Former Takata engineer Mark Lillie is willing to testify that they did. According to Auto News, the former employee warned the company that the cheaper ammonium nitrate solution they chose to use in their inflators in 1999—a cheaper alternative to what they were using prior to that—was dangerously unstable.

Further, he states that the replacement air bags now being used in Takata air bag recalls have inflators with the same chemistry—and a similar risk of exploding.

Lillie is apparently willing to testify to these facts in a court of law.

Takata Air Bags Explode and Cause Injuries

About six deaths and hundreds of injuries have been linked to exploding Takata air bags—bags that instead of deploying properly, explode with too much force, sending metal and plastic shrapnel shooting into the vehicle’s interior. Victims have suffered knife-like wounds, vision and hearing loss, and severe wounds leading to excessive bleeding and death.

Just recently, Honda—the automaker most affected by Takata air bag problems—stated it was going to conduct a global investigative recall. In addition to replacing the defective air bags, they planned to conduct studies on the old ones, to try to determine just what is causing the problem.

Takata has noted that manufacturing issues and high humidity can combine to cause the explosions, but they’ve failed to pinpoint the exact problem.

Lillie, on the other hand, claims he knows exactly what the problem is.

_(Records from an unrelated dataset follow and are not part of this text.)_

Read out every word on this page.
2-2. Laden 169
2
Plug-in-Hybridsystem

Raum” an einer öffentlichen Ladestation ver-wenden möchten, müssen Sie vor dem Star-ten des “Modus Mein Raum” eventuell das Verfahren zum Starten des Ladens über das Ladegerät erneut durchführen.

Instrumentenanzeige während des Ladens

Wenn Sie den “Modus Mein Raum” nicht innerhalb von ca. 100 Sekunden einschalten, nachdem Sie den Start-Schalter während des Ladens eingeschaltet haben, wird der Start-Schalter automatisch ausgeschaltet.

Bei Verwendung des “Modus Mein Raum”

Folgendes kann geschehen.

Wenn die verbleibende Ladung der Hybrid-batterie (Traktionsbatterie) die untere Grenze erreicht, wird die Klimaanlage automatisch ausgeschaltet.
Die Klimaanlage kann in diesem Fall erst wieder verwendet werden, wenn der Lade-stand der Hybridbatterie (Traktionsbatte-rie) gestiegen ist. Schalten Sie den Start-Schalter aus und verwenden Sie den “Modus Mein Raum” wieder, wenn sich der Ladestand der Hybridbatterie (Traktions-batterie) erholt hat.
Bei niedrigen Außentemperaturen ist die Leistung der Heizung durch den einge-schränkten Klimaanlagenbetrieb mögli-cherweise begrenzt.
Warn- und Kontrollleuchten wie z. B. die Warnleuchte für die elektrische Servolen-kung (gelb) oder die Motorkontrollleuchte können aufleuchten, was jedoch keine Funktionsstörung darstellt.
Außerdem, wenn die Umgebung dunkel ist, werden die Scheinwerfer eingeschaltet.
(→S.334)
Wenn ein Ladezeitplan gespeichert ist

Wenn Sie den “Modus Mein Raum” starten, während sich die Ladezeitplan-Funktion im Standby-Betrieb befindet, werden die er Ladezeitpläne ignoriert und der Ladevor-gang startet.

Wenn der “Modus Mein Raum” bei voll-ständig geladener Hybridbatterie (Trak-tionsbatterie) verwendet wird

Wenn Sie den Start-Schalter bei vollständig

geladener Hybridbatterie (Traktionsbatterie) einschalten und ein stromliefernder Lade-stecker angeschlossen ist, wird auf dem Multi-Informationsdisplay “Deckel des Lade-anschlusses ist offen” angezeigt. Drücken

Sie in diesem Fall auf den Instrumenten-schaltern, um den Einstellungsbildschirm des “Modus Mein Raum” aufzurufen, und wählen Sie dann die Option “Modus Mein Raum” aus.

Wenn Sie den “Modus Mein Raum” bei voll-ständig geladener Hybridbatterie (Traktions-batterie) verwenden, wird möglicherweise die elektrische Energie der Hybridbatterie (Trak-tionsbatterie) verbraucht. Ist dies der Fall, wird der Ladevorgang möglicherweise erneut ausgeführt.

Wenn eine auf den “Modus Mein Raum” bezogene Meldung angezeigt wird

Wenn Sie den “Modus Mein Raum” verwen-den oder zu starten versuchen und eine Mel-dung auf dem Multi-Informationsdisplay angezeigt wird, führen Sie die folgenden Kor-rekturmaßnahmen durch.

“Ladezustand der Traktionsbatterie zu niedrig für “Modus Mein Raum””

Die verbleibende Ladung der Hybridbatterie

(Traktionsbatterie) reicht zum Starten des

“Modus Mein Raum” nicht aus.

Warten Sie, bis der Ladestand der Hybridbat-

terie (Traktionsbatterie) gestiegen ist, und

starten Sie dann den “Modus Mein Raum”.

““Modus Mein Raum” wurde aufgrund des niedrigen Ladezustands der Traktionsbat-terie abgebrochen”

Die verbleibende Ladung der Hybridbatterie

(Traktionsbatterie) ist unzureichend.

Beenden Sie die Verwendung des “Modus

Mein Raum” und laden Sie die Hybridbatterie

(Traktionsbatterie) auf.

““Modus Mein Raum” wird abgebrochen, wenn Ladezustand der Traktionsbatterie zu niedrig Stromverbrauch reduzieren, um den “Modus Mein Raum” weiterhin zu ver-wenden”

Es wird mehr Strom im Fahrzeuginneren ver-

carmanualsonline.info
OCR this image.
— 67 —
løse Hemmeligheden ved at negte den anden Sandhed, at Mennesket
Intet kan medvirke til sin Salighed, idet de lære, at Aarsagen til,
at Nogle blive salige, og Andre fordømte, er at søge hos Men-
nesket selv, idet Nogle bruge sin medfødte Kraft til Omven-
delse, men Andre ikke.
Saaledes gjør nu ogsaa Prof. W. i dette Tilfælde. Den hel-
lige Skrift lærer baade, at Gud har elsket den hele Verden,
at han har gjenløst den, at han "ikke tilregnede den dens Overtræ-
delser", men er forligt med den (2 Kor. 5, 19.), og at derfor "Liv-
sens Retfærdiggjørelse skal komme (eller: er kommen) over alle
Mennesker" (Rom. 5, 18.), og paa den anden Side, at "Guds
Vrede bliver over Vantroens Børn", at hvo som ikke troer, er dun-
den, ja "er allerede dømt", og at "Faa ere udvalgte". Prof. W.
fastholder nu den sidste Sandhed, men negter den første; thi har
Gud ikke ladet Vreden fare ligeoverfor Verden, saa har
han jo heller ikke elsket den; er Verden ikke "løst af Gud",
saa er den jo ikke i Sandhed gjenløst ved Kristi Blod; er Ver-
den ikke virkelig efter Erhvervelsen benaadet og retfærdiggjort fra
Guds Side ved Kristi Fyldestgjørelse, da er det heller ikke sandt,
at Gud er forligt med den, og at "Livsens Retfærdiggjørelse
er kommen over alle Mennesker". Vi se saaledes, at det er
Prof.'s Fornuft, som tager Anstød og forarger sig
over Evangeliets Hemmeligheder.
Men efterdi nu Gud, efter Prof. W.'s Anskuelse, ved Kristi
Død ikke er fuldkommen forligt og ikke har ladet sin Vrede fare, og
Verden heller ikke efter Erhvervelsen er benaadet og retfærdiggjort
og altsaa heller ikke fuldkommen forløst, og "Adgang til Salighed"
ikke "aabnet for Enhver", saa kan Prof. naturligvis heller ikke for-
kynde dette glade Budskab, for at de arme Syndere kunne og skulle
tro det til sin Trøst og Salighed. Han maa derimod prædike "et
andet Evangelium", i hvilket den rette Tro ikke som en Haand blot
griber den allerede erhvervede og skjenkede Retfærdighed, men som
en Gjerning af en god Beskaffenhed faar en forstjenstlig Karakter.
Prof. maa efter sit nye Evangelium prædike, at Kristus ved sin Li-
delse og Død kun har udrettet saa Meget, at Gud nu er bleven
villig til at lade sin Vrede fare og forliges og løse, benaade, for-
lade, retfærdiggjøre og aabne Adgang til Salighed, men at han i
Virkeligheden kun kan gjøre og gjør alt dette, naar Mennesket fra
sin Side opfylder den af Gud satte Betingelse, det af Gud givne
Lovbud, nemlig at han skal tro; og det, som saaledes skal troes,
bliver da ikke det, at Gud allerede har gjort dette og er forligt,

Engineer Warned Takata of Propellant Dangers

In 1999, Lillie warned Takata about the dangers involved in switching from the synthetic compound “Tetrazole,” a more expensive solution used in air bag inflators, to the cheaper ammonium nitrate. While working as engineering manager in Takata’s Moses Lake, Washington location, he told his supervisors about the dangers—namely, that the compound could expand and contract as temperatures change, increasing risk of explosions.

When the company failed to take heed of his warning, Lillie left.

“I knew that ultimately there were going to be catastrophic failures,” he told Bloomberg. “I didn’t want my name associated with it.” He asserted in a design review meeting that the propellant was not appropriate, and that if the company used it, “somebody will get killed.”

Takata has stated the compound is safe, but has formed an independent review panel to investigate manufacturing weaknesses that may have led to the problem.

A Bloomberg review of the company’s patents showed Takata was aware of potential stability issues with ammonium nitrate as far back as 1985.

Takata Under Federal Investigation

Two federal investigations are currently ongoing into Takata’s handling of the air bag issue, with the NHTSA recently calling for anyone with insider information to come forward.

So far, over 24 million vehicles have been recalled worldwide because of defective Takata air bags. Last November, the NHTSA called for an expansion of previous regional recalls to include all driver’s side air bags, but Takata has resisted the call. Automakers like Honda, Toyota, and Chrysler, however, have expanded recalls to include all 50 states.